All das hätte auf Dauer dazu führen können, dass in den Herzen der Israeliten das Vertrauen entstanden wäre, dass Gott es gut mit ihnen meint und das Er sie nie im Stich lassen würde. Diese Überzeugung ist doch die unbedingte Voraussetzung dafür, dass man Gott sein Leben anvertrauen kann. Gott hat sich von Anfang an gewünscht, mit Seinen Menschen in einer liebenden Beziehung zu sein, die im Vertrauen auf Gottes Ressourcen und Stärke Geborgenheit und Frieden für die Menschen mit sich bringt.
Im Neuen Testament wird berichtet, wie Jesus einmal 5000 Menschen zu essen gab, indem er fünf Gerstenbrote und zwei Fische teilte. In seinen Händen wurde es so viel, dass hinterher noch genug übrig war.

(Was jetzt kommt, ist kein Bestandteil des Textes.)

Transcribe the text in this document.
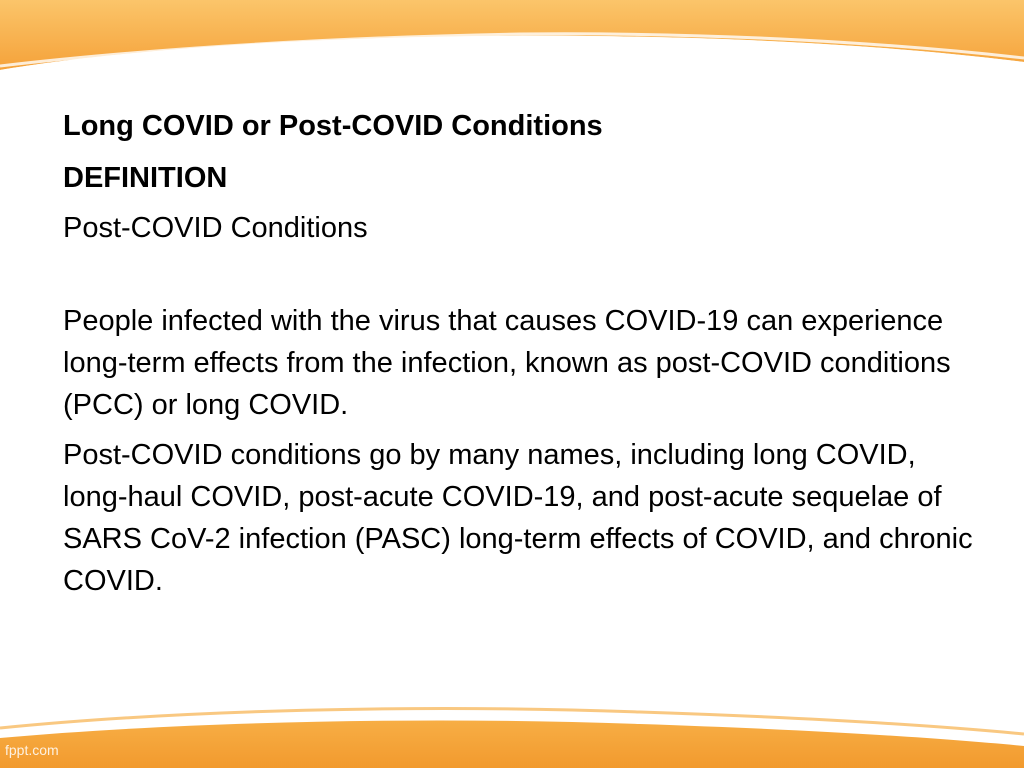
Long COVID or Post-COVID Conditions
DEFINITION
Post-COVID Conditions

People infected with the virus that causes COVID-19 can experience long-term effects from the infection, known as post-COVID conditions (PCC) or long COVID.

Post-COVID conditions go by many names, including long COVID, long-haul COVID, post-acute COVID-19, and post-acute sequelae of SARS CoV-2 infection (PASC) long-term effects of COVID, and chronic COVID.

fppt.com
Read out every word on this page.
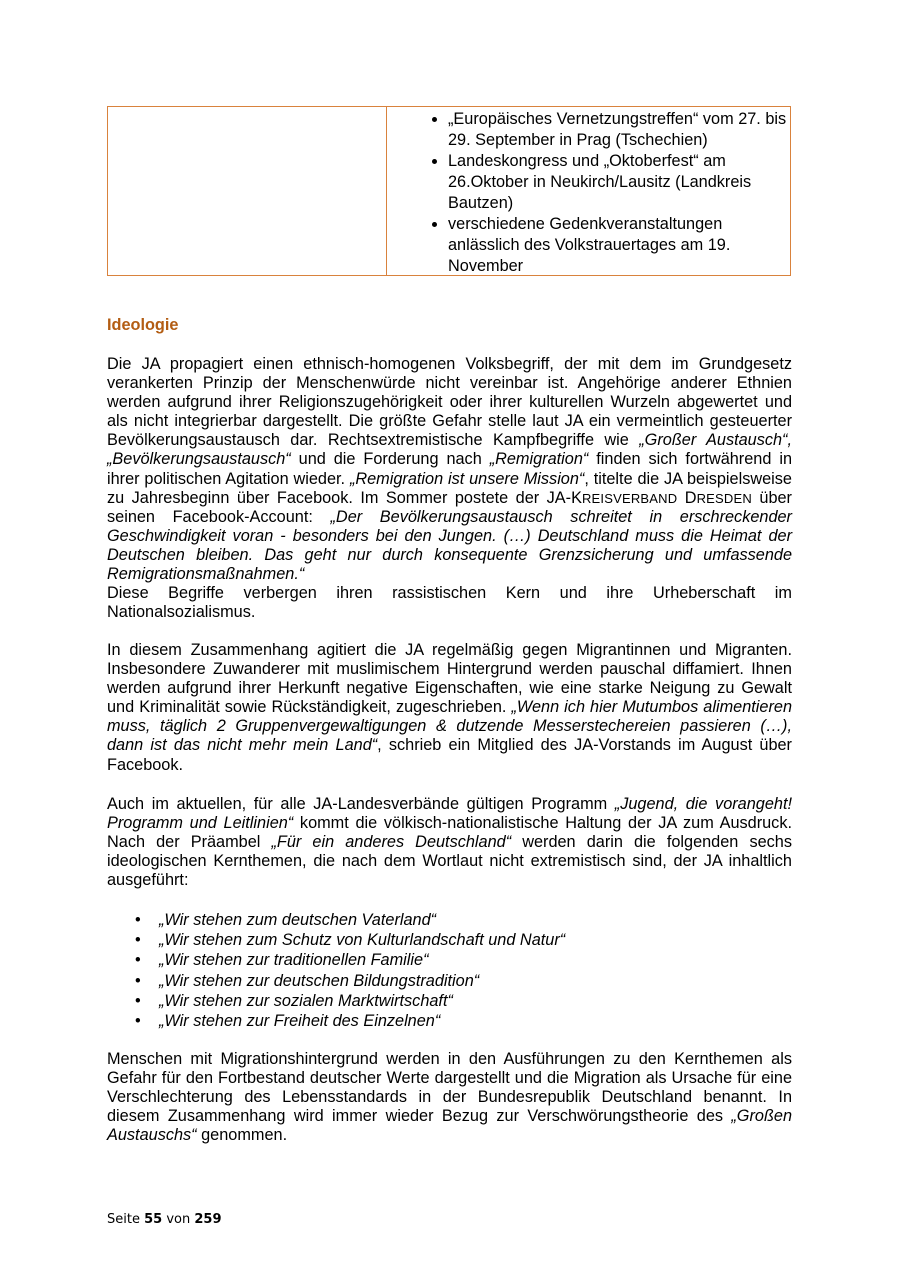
• „Europäisches Vernetzungstreffen“ vom 27. bis 29. September in Prag (Tschechien)
• Landeskongress und „Oktoberfest“ am 26.Oktober in Neukirch/Lausitz (Landkreis Bautzen)
• verschiedene Gedenkveranstaltungen anlässlich des Volkstrauertages am 19. November
Ideologie

Die JA propagiert einen ethnisch-homogenen Volksbegriff, der mit dem im Grundgesetz verankerten Prinzip der Menschenwürde nicht vereinbar ist. Angehörige anderer Ethnien werden aufgrund ihrer Religionszugehörigkeit oder ihrer kulturellen Wurzeln abgewertet und als nicht integrierbar dargestellt. Die größte Gefahr stelle laut JA ein vermeintlich gesteuerter Bevölkerungsaustausch dar. Rechtsextremistische Kampfbegriffe wie „Großer Austausch“, „Bevölkerungsaustausch“ und die Forderung nach „Remigration“ finden sich fortwährend in ihrer politischen Agitation wieder. „Remigration ist unsere Mission“, titelte die JA beispielsweise zu Jahresbeginn über Facebook. Im Sommer postete der JA-KREISVERBAND DRESDEN über seinen Facebook-Account: „Der Bevölkerungsaustausch schreitet in erschreckender Geschwindigkeit voran - besonders bei den Jungen. (…) Deutschland muss die Heimat der Deutschen bleiben. Das geht nur durch konsequente Grenzsicherung und umfassende Remigrationsmaßnahmen.“

Diese Begriffe verbergen ihren rassistischen Kern und ihre Urheberschaft im Nationalsozialismus.

In diesem Zusammenhang agitiert die JA regelmäßig gegen Migrantinnen und Migranten. Insbesondere Zuwanderer mit muslimischem Hintergrund werden pauschal diffamiert. Ihnen werden aufgrund ihrer Herkunft negative Eigenschaften, wie eine starke Neigung zu Gewalt und Kriminalität sowie Rückständigkeit, zugeschrieben. „Wenn ich hier Mutumbos alimentieren muss, täglich 2 Gruppenvergewaltigungen & dutzende Messerstechereien passieren (…), dann ist das nicht mehr mein Land“, schrieb ein Mitglied des JA-Vorstands im August über Facebook.

Auch im aktuellen, für alle JA-Landesverbände gültigen Programm „Jugend, die vorangeht! Programm und Leitlinien“ kommt die völkisch-nationalistische Haltung der JA zum Ausdruck. Nach der Präambel „Für ein anderes Deutschland“ werden darin die folgenden sechs ideologischen Kernthemen, die nach dem Wortlaut nicht extremistisch sind, der JA inhaltlich ausgeführt:

• „Wir stehen zum deutschen Vaterland“
• „Wir stehen zum Schutz von Kulturlandschaft und Natur“
• „Wir stehen zur traditionellen Familie“
• „Wir stehen zur deutschen Bildungstradition“
• „Wir stehen zur sozialen Marktwirtschaft“
• „Wir stehen zur Freiheit des Einzelnen“

Menschen mit Migrationshintergrund werden in den Ausführungen zu den Kernthemen als Gefahr für den Fortbestand deutscher Werte dargestellt und die Migration als Ursache für eine Verschlechterung des Lebensstandards in der Bundesrepublik Deutschland benannt. In diesem Zusammenhang wird immer wieder Bezug zur Verschwörungstheorie des „Großen Austauschs“ genommen.

Seite 55 von 259
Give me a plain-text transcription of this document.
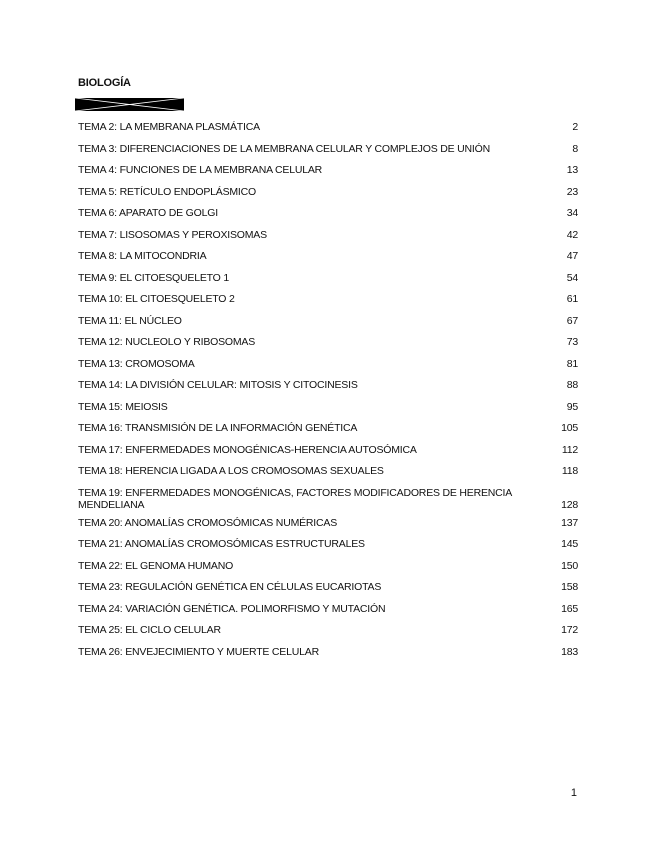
BIOLOGÍA
TEMA 2: LA MEMBRANA PLASMÁTICA	2
TEMA 3: DIFERENCIACIONES DE LA MEMBRANA CELULAR Y COMPLEJOS DE UNIÓN	8
TEMA 4: FUNCIONES DE LA MEMBRANA CELULAR	13
TEMA 5: RETÍCULO ENDOPLÁSMICO	23
TEMA 6: APARATO DE GOLGI	34
TEMA 7: LISOSOMAS Y PEROXISOMAS	42
TEMA 8: LA MITOCONDRIA	47
TEMA 9: EL CITOESQUELETO 1	54
TEMA 10: EL CITOESQUELETO 2	61
TEMA 11: EL NÚCLEO	67
TEMA 12: NUCLEOLO Y RIBOSOMAS	73
TEMA 13: CROMOSOMA	81
TEMA 14: LA DIVISIÓN CELULAR: MITOSIS Y CITOCINESIS	88
TEMA 15: MEIOSIS	95
TEMA 16: TRANSMISIÓN DE LA INFORMACIÓN GENÉTICA	105
TEMA 17: ENFERMEDADES MONOGÉNICAS-HERENCIA AUTOSÓMICA	112
TEMA 18: HERENCIA LIGADA A LOS CROMOSOMAS SEXUALES	118
TEMA 19: ENFERMEDADES MONOGÉNICAS, FACTORES MODIFICADORES DE HERENCIA MENDELIANA	128
TEMA 20: ANOMALÍAS CROMOSÓMICAS NUMÉRICAS	137
TEMA 21: ANOMALÍAS CROMOSÓMICAS ESTRUCTURALES	145
TEMA 22: EL GENOMA HUMANO	150
TEMA 23: REGULACIÓN GENÉTICA EN CÉLULAS EUCARIOTAS	158
TEMA 24: VARIACIÓN GENÉTICA. POLIMORFISMO Y MUTACIÓN	165
TEMA 25: EL CICLO CELULAR	172
TEMA 26: ENVEJECIMIENTO Y MUERTE CELULAR	183
1
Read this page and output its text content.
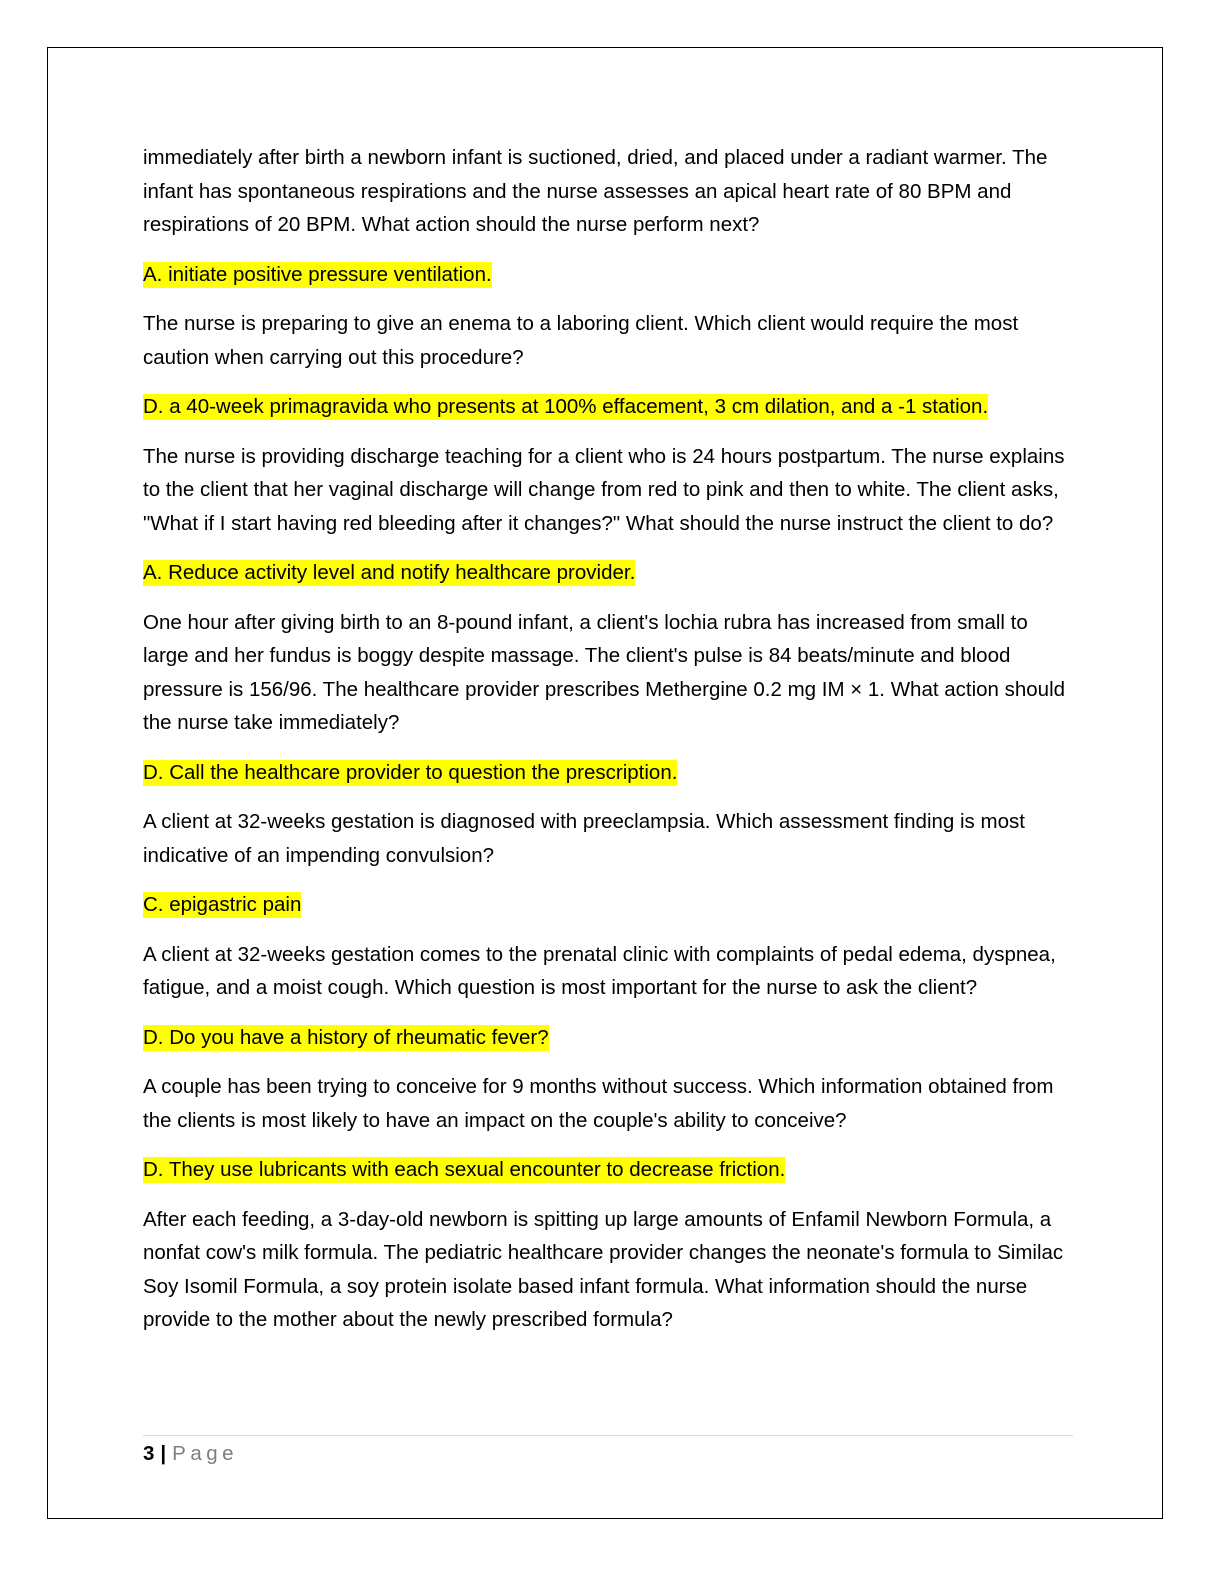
immediately after birth a newborn infant is suctioned, dried, and placed under a radiant warmer. The infant has spontaneous respirations and the nurse assesses an apical heart rate of 80 BPM and respirations of 20 BPM. What action should the nurse perform next?

A. initiate positive pressure ventilation.

The nurse is preparing to give an enema to a laboring client. Which client would require the most caution when carrying out this procedure?

D. a 40-week primagravida who presents at 100% effacement, 3 cm dilation, and a -1 station.

The nurse is providing discharge teaching for a client who is 24 hours postpartum. The nurse explains to the client that her vaginal discharge will change from red to pink and then to white. The client asks, "What if I start having red bleeding after it changes?" What should the nurse instruct the client to do?

A. Reduce activity level and notify healthcare provider.

One hour after giving birth to an 8-pound infant, a client's lochia rubra has increased from small to large and her fundus is boggy despite massage. The client's pulse is 84 beats/minute and blood pressure is 156/96. The healthcare provider prescribes Methergine 0.2 mg IM × 1. What action should the nurse take immediately?

D. Call the healthcare provider to question the prescription.

A client at 32-weeks gestation is diagnosed with preeclampsia. Which assessment finding is most indicative of an impending convulsion?

C. epigastric pain

A client at 32-weeks gestation comes to the prenatal clinic with complaints of pedal edema, dyspnea, fatigue, and a moist cough. Which question is most important for the nurse to ask the client?

D. Do you have a history of rheumatic fever?

A couple has been trying to conceive for 9 months without success. Which information obtained from the clients is most likely to have an impact on the couple's ability to conceive?

D. They use lubricants with each sexual encounter to decrease friction.

After each feeding, a 3-day-old newborn is spitting up large amounts of Enfamil Newborn Formula, a nonfat cow's milk formula. The pediatric healthcare provider changes the neonate's formula to Similac Soy Isomil Formula, a soy protein isolate based infant formula. What information should the nurse provide to the mother about the newly prescribed formula?

3 | Page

Im Anschluss an dieses Wunder erklärt Jesus den Menschen ebenfalls, dass es eine Sache ist, immer genug zu essen zu haben, eine andere Sache jedoch, ins Vertrauen und dadurch in eine Beziehung mit Ihm hinein zu finden.
Das Wunder der Brotvermehrung hätte den Menschen zeigen sollen, wie unbegrenzt Jesus ist, und dass man sich deshalb Ihm anvertrauen kann. Im weiteren Verlauf dieses Gespräches redet Jesus darüber, dass Er von Gott in die Welt geschickt wurde als Brot des Lebens, um alle Hungernden zu sättigen. Für Seine jüdischen Zuhörer wurde Er sogar richtig provokant, als Er ihnen sagt, sie sollten Sein Fleisch essen und Sein Blut trinken. (In der jüdischen Tradition ist ein Menschenopfer ganz gottlos und völlig absurd.) Daraufhin wandten sich viele von Ihm ab. Da fragt Jesus Seine engsten Nachfolger, ob sie auch von Ihm weg gehen wollten. Petrus antwortet Ihm: „Herr, zu wem sollten wir denn gehen? Du sprichst Worte, die ewiges Leben schenken.“
Wenn wir das Abendmahl feiern, wird Brot und Wein bzw. Traubensaft ausgeteilt. Damit vergegenwärtigt Jesus Christus heute, was damals geschehen ist: Er ließ seinen Leib brechen und vergoss sein Blut – er ging in den Tod, damit wir auch dort Leben finden. Wir essen Brot und trinken Wein und demonstrieren damit, dass wir Christus, seine unbegrenzte Lebenskraft, in uns aufnehmen. Es ist gleichzeitig eine Demonstration dafür, dass wir seine Größe und Fähigkeit anerkennen. Genau das sagt Jesus in dem o.a. Gespräch: Dass wir mit Ihm verbunden bleiben und Er mit uns, wenn wir Ihn essen, Ihn in uns aufnehmen. So, wie wir das Brot im Mund zerkauen und stückweise schlucken, können wir Jesus „zerkauen“ (Martin Luther). Die logische Folge ist, dass wir uns mit Ihm beschäftigen, über Seine Worte nachdenken, Seinen Umgang mit den Menschen, Seine Taten, Sein Verhalten in den unterschiedlichsten Situationen reflektieren. Das wird unsere Beziehung zu Ihm vertiefen, indem unser Vertrauen zu Ihm immer größer wird. Er kann und will unseren Hunger nach dem echten Leben sättigen.